The attempted assassination of Iraq’s prime minister was carried out by at least one Tehran-backed militia using explosives-laden drones made in Iran, security officials and militia sources said on Monday.
Mustafa Al-Kadhimi escaped unhurt when three drones targeted his residence in Baghdad’s heavily fortified Green Zone on Sunday. Two of the weapons were intercepted and destroyed, but a third detonated, damaging the building and injuring several of his personal bodyguards.
The incident has sent tensions soaring in Iraq, where powerful Iran-backed paramilitaries are disputing the result of a legislative election last month that dealt them a crushing defeat at the polls and greatly reduced their strength in parliament. Many Iraqis fear the tension could spiral into broad civil conflict if further such incidents occur.
Baghdad’s streets were emptier and quieter than usual on Monday, and additional military and police checkpoints in the capital appeared intent on keeping a lid on potential violence.
Iraqi officials and analysts said the attack was meant as a message from militias that they were willing to resort to violence if excluded from the formation of a government, or if their grip on large areas of the state apparatus were challenged.
“It was a clear message of, ‘We can create chaos in Iraq — we have the guns, we have the means’,” said Hamdi Malik, a specialist on the militias at the Washington Institute.
Militia sources said the commander of Iran’s Revolutionary Guards overseas Quds Force travelled to Iraq on Sunday after the attack to meet paramilitary leaders and urge them to avoid any further escalation of violence.
Two Iraqi security officials told the Reuters news agency that the Kata’ib Hezbollah and Asa’ib Ahl Al-Haq groups carried out the attack in tandem. A militia source said Kata’ib Hezbollah was involved but could not confirm the role of Asa’ib.
One of the Iraqi security officials said the drones used were of the “quadcopter” type containing high explosives capable of damaging buildings and armored vehicles.
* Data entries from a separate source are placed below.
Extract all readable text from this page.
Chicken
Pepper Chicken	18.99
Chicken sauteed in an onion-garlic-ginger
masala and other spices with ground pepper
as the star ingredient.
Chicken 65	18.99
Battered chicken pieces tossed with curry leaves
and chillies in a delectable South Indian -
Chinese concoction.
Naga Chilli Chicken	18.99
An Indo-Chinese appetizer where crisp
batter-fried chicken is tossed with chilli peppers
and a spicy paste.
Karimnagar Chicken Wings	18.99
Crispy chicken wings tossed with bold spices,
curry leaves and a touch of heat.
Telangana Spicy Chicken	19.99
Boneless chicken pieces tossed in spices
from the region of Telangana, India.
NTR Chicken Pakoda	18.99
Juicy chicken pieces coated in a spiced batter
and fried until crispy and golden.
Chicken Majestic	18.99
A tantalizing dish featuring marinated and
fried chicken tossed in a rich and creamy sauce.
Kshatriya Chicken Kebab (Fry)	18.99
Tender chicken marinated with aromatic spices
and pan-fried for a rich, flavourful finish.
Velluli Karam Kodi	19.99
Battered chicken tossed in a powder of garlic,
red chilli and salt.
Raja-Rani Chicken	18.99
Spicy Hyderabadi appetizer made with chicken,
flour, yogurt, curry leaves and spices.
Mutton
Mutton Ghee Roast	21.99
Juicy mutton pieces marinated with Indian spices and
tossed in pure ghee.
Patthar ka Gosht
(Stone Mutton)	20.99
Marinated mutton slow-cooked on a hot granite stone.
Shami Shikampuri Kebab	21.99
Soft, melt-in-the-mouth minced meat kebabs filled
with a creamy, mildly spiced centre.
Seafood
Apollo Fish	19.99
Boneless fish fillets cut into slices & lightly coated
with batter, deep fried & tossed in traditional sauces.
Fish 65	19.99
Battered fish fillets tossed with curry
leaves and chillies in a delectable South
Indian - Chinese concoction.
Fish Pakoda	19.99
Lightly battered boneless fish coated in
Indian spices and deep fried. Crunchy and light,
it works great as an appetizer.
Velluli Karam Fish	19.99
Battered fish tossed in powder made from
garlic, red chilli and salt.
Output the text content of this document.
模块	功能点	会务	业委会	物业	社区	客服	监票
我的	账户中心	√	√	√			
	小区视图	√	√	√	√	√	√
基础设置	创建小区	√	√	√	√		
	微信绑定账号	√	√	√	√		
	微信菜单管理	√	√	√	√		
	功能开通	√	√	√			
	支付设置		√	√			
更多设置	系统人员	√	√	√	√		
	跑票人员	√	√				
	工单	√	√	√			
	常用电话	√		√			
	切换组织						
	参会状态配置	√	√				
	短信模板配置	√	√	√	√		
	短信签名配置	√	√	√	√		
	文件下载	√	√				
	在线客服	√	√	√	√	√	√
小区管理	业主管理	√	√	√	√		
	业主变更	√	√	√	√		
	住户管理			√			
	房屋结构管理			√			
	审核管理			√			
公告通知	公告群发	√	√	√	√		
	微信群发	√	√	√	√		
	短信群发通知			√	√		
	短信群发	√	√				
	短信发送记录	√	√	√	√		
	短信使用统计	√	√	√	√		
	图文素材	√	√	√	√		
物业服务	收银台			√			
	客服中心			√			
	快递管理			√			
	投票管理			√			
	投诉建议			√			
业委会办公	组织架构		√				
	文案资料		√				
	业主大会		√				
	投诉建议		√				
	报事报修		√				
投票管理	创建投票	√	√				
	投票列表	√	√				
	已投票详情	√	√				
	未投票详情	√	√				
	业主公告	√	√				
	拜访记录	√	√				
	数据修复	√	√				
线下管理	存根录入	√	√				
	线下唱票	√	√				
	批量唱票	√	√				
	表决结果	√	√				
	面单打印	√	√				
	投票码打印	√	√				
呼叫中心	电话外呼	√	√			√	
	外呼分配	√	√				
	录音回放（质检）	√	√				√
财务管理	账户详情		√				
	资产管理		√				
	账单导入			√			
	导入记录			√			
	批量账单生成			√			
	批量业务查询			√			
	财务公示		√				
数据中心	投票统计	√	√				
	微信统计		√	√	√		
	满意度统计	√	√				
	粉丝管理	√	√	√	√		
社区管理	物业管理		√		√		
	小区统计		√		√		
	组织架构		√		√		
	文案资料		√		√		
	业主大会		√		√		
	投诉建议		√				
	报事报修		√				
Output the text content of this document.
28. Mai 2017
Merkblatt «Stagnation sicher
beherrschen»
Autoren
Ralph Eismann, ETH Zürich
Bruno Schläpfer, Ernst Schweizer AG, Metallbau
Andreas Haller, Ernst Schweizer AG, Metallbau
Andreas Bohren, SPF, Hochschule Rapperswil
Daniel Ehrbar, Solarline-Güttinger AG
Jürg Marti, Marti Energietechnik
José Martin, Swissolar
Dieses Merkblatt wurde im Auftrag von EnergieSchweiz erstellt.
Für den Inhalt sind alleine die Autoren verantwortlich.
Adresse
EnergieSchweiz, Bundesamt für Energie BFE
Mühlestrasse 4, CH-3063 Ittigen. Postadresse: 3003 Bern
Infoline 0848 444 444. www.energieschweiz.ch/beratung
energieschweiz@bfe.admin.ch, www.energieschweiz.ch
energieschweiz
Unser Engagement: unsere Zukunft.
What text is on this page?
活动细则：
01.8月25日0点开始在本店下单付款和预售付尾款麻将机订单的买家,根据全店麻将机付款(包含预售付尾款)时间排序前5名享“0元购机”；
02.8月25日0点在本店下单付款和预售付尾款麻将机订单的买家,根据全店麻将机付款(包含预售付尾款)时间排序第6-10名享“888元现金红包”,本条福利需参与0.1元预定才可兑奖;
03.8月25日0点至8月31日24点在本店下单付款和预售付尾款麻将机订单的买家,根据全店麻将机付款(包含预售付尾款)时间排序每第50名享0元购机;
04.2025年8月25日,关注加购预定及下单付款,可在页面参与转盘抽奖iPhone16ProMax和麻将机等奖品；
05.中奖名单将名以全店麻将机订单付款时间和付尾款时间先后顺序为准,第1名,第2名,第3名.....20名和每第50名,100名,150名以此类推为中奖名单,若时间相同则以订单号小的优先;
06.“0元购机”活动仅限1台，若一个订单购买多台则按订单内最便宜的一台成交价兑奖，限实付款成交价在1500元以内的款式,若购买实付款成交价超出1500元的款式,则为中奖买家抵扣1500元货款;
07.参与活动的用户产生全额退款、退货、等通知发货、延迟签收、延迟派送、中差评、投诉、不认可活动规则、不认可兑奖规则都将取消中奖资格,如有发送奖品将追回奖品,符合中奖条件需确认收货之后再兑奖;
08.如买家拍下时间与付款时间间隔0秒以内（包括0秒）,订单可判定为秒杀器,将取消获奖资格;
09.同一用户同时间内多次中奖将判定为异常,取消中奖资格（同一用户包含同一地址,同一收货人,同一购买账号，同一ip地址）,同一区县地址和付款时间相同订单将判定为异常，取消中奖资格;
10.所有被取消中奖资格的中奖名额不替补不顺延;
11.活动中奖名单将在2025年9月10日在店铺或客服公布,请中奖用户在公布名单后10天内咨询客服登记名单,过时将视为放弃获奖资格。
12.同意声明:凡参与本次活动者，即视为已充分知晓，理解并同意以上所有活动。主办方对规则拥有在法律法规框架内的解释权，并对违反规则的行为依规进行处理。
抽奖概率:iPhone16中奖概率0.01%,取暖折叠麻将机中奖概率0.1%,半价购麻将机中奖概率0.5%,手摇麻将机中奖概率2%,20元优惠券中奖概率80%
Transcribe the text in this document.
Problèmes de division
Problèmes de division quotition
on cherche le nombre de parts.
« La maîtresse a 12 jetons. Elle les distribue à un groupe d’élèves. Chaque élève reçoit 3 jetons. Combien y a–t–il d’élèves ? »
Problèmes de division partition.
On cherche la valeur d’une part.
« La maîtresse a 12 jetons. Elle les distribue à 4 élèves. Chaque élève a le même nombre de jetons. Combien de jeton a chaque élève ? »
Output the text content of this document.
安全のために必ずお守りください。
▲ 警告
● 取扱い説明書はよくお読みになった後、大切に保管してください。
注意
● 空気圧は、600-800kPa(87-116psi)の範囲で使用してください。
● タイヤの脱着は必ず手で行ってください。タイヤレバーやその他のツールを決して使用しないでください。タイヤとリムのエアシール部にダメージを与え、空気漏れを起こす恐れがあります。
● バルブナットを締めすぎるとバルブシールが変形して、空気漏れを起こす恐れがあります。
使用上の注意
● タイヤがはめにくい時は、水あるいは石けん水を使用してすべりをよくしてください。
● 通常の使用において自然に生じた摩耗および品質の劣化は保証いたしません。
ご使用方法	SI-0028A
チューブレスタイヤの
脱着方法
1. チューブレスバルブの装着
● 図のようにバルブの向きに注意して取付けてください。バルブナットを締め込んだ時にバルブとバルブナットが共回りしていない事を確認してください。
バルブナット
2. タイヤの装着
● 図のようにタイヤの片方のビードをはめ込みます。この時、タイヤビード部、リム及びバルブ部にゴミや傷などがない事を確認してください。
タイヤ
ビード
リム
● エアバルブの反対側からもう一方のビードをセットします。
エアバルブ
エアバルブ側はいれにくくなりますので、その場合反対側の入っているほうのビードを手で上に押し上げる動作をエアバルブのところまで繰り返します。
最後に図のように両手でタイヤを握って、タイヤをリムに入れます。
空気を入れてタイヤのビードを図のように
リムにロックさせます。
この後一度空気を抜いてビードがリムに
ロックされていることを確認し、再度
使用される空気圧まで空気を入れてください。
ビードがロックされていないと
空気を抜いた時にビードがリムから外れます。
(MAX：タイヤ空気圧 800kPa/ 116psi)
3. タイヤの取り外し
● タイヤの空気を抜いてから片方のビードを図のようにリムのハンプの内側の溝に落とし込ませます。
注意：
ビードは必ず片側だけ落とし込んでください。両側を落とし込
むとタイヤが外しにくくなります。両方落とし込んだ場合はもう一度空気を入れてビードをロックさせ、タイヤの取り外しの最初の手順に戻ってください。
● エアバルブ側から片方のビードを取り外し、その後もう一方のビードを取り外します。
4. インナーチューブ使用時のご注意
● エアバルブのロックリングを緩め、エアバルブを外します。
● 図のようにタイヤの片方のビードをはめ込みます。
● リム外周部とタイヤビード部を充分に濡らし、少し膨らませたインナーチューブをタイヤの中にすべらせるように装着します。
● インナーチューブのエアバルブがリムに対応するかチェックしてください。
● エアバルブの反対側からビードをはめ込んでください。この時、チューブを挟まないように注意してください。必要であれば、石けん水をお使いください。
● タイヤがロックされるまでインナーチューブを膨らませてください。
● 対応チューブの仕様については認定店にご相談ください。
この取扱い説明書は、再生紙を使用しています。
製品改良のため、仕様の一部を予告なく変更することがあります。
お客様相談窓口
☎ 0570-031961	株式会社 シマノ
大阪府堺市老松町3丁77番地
The official said they were the same type of Iranian-made drones and explosives used in attacks this year on US forces in Iraq, carried out by Kata’ib Hezbollah.
Malik said the drone strike indicated that the Iran-backed militias were positioning themselves in opposition to the influential Shiite cleric Montana Al-Sadr, who also controls a militia — a scenario that would hurt Iran’s influence and therefore would probably be opposed by Tehran.
“I don’t think Iran wants a Shiite-Shiite civil war. It would weaken its position in Iraq and allow other groups to grow stronger,” he said.
Meanwhile, the UN Security Council condemned the attack “in the strongest terms.”